Karen Jones and Catherine Trindall gave the presentation Walking Together, Working Together – Partnership Agreement between the NSW Aboriginal Education Consultative Group and the NSW Department of Education. This keynote looked at the history of the partnership since 1999 and the renewed 2020-2030 agreement.  It focused on best practice for state-wide community involvement from early childhood to adult education.  

Dr Jennifer Caruso, an Eastern Arrente woman, drew from her PhD thesis titled The Colonial Gaze and the Marketing of Half-Caste Girls analysed how representations in mission newsletters in the 1940’s and 1950’s of young Aboriginal women on Croker Island can be read as an assimilation marketing strategy. 

Hayley McQuire, CEO of National Indigenous Youth Education Coalition and a Darumbal and South Sea Islander woman also MC’d the Official Opening of the conference with Professor Mark Rose.

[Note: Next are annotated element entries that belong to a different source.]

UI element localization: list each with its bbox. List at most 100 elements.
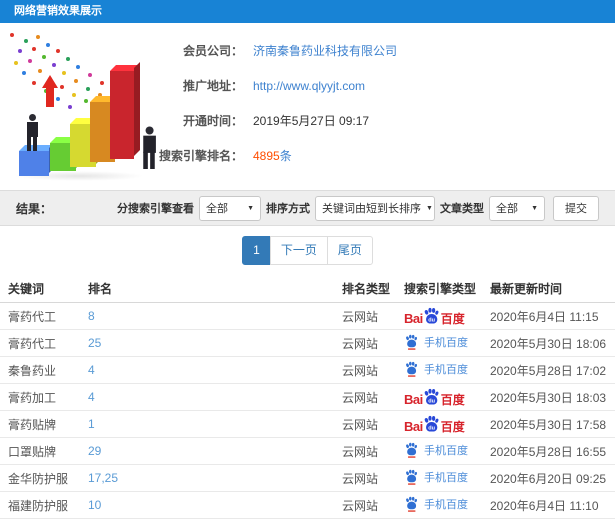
baidu-logo: Bai du 百度 [404,415,465,433]
submit-button[interactable]: 提交 [553,195,599,221]
ranking-count-value: 4895条 [253,147,292,164]
mobile-baidu-label: 手机百度 [424,363,468,376]
mobile-baidu-label: 手机百度 [424,498,468,511]
promo-url-link[interactable]: http://www.qlyyjt.com [253,79,365,93]
rank-type-cell: 云网站 [334,464,396,493]
rank-link[interactable]: 25 [88,336,101,350]
article-type-select-value: 全部 [496,203,518,215]
rank-type-cell: 云网站 [334,356,396,385]
result-label: 结果： [16,201,53,216]
rank-link[interactable]: 17,25 [88,471,118,485]
keyword-cell: 膏药代工 [0,302,80,331]
column-header: 关键词 [0,274,80,304]
keyword-cell: 膏药加工 [0,383,80,412]
baidu-paw-icon [406,334,417,350]
filter-controls: 分搜索引擎查看 全部 ▼ 排序方式 关键词由短到长排序 ▼ 文章类型 全部 ▼ … [117,195,599,221]
search-engine-cell: Baidu 百度 [396,302,482,331]
rank-cell: 29 [80,437,334,466]
engine-select-value: 全部 [206,203,228,215]
ranking-count-suffix: 条 [279,149,292,163]
mobile-baidu-label: 手机百度 [424,444,468,457]
rank-cell: 4 [80,383,334,412]
keyword-cell: 膏药代工 [0,329,80,358]
rank-link[interactable]: 4 [88,390,95,404]
table-row: 金华防护服 17,25 云网站 手机百度 2020年6月20日 09:25 [0,464,615,493]
sort-select-value: 关键词由短到长排序 [322,203,421,215]
ranking-count-label: 搜索引擎排名： [158,149,243,163]
next-page-button[interactable]: 下一页 [269,236,328,265]
page: 网络营销效果展示 会员公司： 济南秦鲁药业科技有限公司 推广地址： http:/… [0,0,615,520]
baidu-paw-icon [406,469,417,485]
keyword-cell: 福建防护服 [0,491,80,520]
baidu-paw-icon: du [424,388,439,405]
info-rows: 会员公司： 济南秦鲁药业科技有限公司 推广地址： http://www.qlyy… [0,33,615,173]
rank-type-cell: 云网站 [334,383,396,412]
mobile-baidu-badge: 手机百度 [404,442,468,458]
table-row: 口罩贴牌 29 云网站 手机百度 2020年5月28日 16:55 [0,437,615,466]
search-engine-cell: 手机百度 [396,329,482,358]
open-time-label: 开通时间： [182,114,243,128]
baidu-logo-text-bai: Bai [404,391,423,407]
rank-cell: 10 [80,491,334,520]
rank-type-cell: 云网站 [334,329,396,358]
ranking-count-row: 搜索引擎排名： 4895条 [0,138,615,173]
updated-time-cell: 2020年5月30日 18:06 [482,329,615,358]
rank-cell: 1 [80,410,334,439]
search-engine-cell: 手机百度 [396,437,482,466]
updated-time-cell: 2020年5月28日 16:55 [482,437,615,466]
rank-link[interactable]: 10 [88,498,101,512]
baidu-logo: Bai du 百度 [404,307,465,325]
open-time-row: 开通时间： 2019年5月27日 09:17 [0,103,615,138]
promo-url-row: 推广地址： http://www.qlyyjt.com [0,68,615,103]
column-header: 最新更新时间 [482,274,615,304]
search-engine-cell: 手机百度 [396,464,482,493]
baidu-logo-text-bai: Bai [404,310,423,326]
rank-link[interactable]: 4 [88,363,95,377]
search-engine-cell: 手机百度 [396,356,482,385]
last-page-button[interactable]: 尾页 [326,236,373,265]
keyword-table-body: 膏药代工 8 云网站 Bai du 百度 2020年6月4日 11:15 膏药代工 25 云网站手… [0,302,615,520]
page-title: 网络营销效果展示 [14,5,102,17]
chevron-down-icon: ▼ [247,204,254,212]
article-type-select[interactable]: 全部 ▼ [489,195,545,221]
promo-url-label: 推广地址： [182,79,243,93]
table-row: 秦鲁药业 4 云网站 手机百度 2020年5月28日 17:02 [0,356,615,385]
table-row: 膏药贴牌 1 云网站 Bai du 百度 2020年5月30日 17:58 [0,410,615,439]
updated-time-cell: 2020年5月30日 17:58 [482,410,615,439]
mobile-baidu-badge: 手机百度 [404,496,468,512]
rank-cell: 17,25 [80,464,334,493]
rank-type-cell: 云网站 [334,491,396,520]
rank-link[interactable]: 29 [88,444,101,458]
table-row: 福建防护服 10 云网站 手机百度 2020年6月4日 11:10 [0,491,615,520]
rank-cell: 25 [80,329,334,358]
updated-time-cell: 2020年6月20日 09:25 [482,464,615,493]
rank-link[interactable]: 1 [88,417,95,431]
engine-view-label: 分搜索引擎查看 [117,203,194,215]
rank-type-cell: 云网站 [334,410,396,439]
baidu-logo-text-cn: 百度 [440,392,465,407]
mobile-baidu-badge: 手机百度 [404,469,468,485]
keyword-cell: 口罩贴牌 [0,437,80,466]
rank-link[interactable]: 8 [88,309,95,323]
engine-select[interactable]: 全部 ▼ [199,195,261,221]
mobile-baidu-badge: 手机百度 [404,334,468,350]
table-row: 膏药代工 8 云网站 Bai du 百度 2020年6月4日 11:15 [0,302,615,331]
updated-time-cell: 2020年6月4日 11:10 [482,491,615,520]
search-engine-cell: Baidu 百度 [396,383,482,412]
rank-type-cell: 云网站 [334,302,396,331]
rank-cell: 4 [80,356,334,385]
article-type-label: 文章类型 [440,203,484,215]
column-header: 排名 [80,274,334,304]
chevron-down-icon: ▼ [426,204,433,212]
member-company-link[interactable]: 济南秦鲁药业科技有限公司 [253,42,397,59]
search-engine-cell: 手机百度 [396,491,482,520]
baidu-logo: Bai du 百度 [404,388,465,406]
keyword-table: 关键词 排名 排名类型 搜索引擎类型 最新更新时间 膏药代工 8 云网站 Bai du 百度 202… [0,274,615,520]
baidu-paw-icon: du [424,415,439,432]
sort-select[interactable]: 关键词由短到长排序 ▼ [315,195,435,221]
rank-cell: 8 [80,302,334,331]
svg-text:du: du [428,317,435,323]
page-1-button[interactable]: 1 [242,236,271,265]
baidu-logo-text-cn: 百度 [440,311,465,326]
mobile-baidu-badge: 手机百度 [404,361,468,377]
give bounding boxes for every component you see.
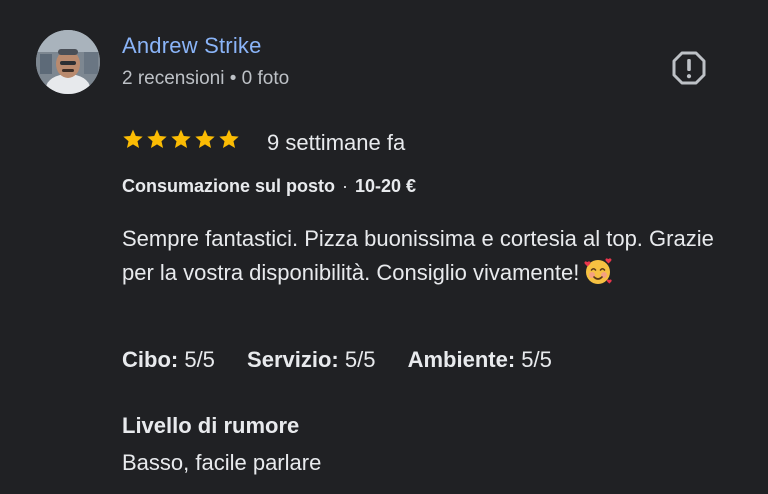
rating-service: Servizio: 5/5: [247, 347, 375, 372]
rating-food-label: Cibo:: [122, 347, 179, 372]
star-icon: [219, 129, 239, 148]
noise-level-label: Livello di rumore: [122, 413, 300, 438]
review-text: Sempre fantastici. Pizza buonissima e co…: [122, 222, 722, 290]
sub-ratings: Cibo: 5/5 Servizio: 5/5 Ambiente: 5/5: [122, 347, 578, 373]
meta-separator: •: [229, 68, 237, 89]
rating-atmosphere-label: Ambiente:: [407, 347, 516, 372]
author-meta: 2 recensioni • 0 foto: [122, 68, 289, 90]
rating-food: Cibo: 5/5: [122, 347, 215, 372]
author-name[interactable]: Andrew Strike: [122, 33, 262, 59]
star-icon: [171, 129, 191, 148]
service-dot: ·: [342, 176, 349, 196]
report-flag-icon[interactable]: [671, 50, 707, 86]
service-type: Consumazione sul posto: [122, 176, 336, 196]
service-info: Consumazione sul posto · 10-20 €: [122, 176, 416, 197]
rating-food-value: 5/5: [184, 347, 215, 372]
star-rating: [122, 128, 240, 150]
price-range: 10-20 €: [355, 176, 417, 196]
rating-service-label: Servizio:: [247, 347, 339, 372]
star-icon: [195, 129, 215, 148]
rating-atmosphere: Ambiente: 5/5: [408, 347, 552, 372]
avatar[interactable]: [36, 30, 100, 94]
review-date: 9 settimane fa: [267, 130, 406, 155]
avatar-photo: [36, 30, 100, 94]
smiling-face-with-hearts-icon: [584, 258, 613, 284]
rating-atmosphere-value: 5/5: [521, 347, 552, 372]
reviews-count: 2 recensioni: [122, 68, 225, 89]
rating-service-value: 5/5: [344, 347, 376, 372]
noise-level-value: Basso, facile parlare: [122, 450, 322, 475]
star-icon: [147, 129, 167, 148]
review-body: Sempre fantastici. Pizza buonissima e co…: [122, 226, 714, 285]
review-card: Andrew Strike 2 recensioni • 0 foto 9 se…: [0, 0, 768, 494]
photos-count: 0 foto: [241, 68, 290, 89]
star-icon: [123, 129, 143, 148]
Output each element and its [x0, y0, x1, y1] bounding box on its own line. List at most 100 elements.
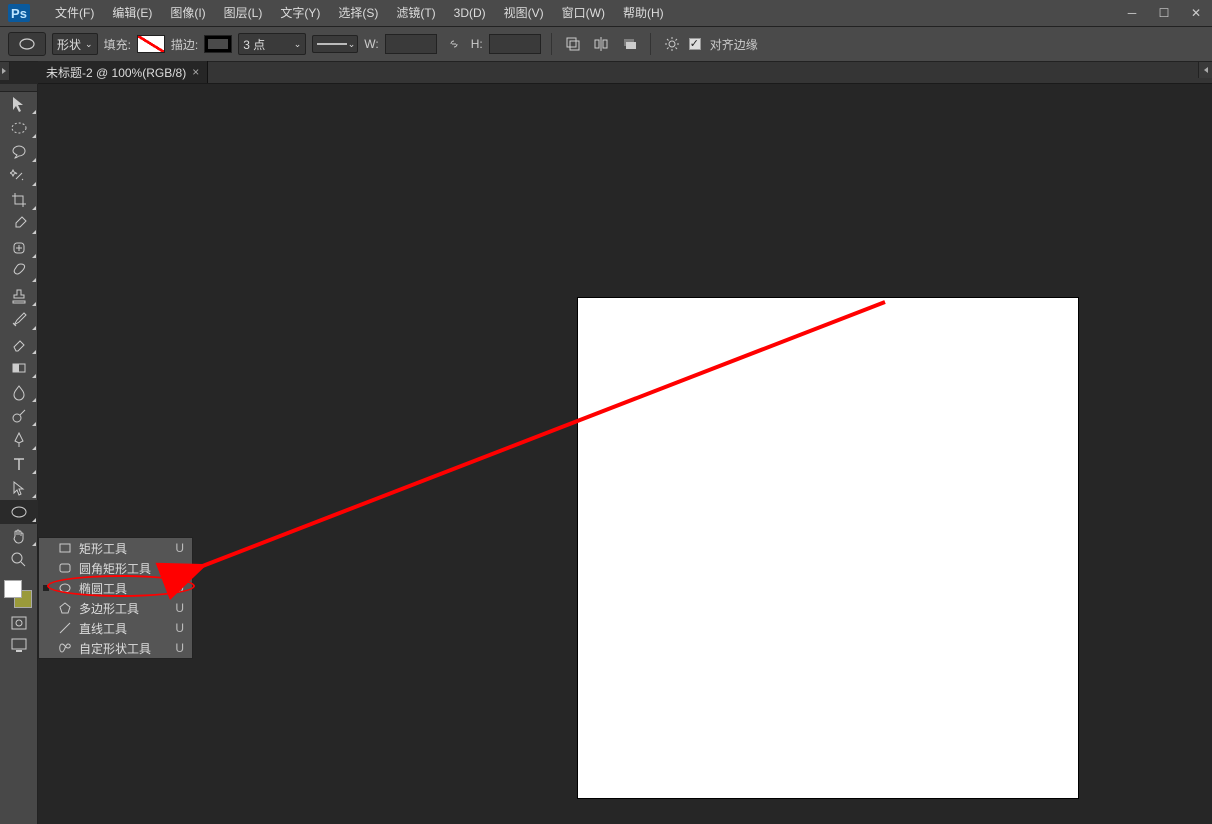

She gave a keynote talk Voice/Youth, which inspired educators in the audience to remember that Aboriginal and Torres Strait Islander education can be student-led and pedagogical innovation dates back to ancient ways of being, knowing and belonging.  

Professor Mark Rose, Vice President of the Victorian Aboriginal Education Association Inc, with his inspiring keynote titled Futures was not only informative but reminded us that we all have a role to play, with his final words being: “Make trouble.” 

For over more than 30 years, WIPCE has grown to become a major international event in the Indigenous education movement. It was a valuable and exciting opportunity for all involved.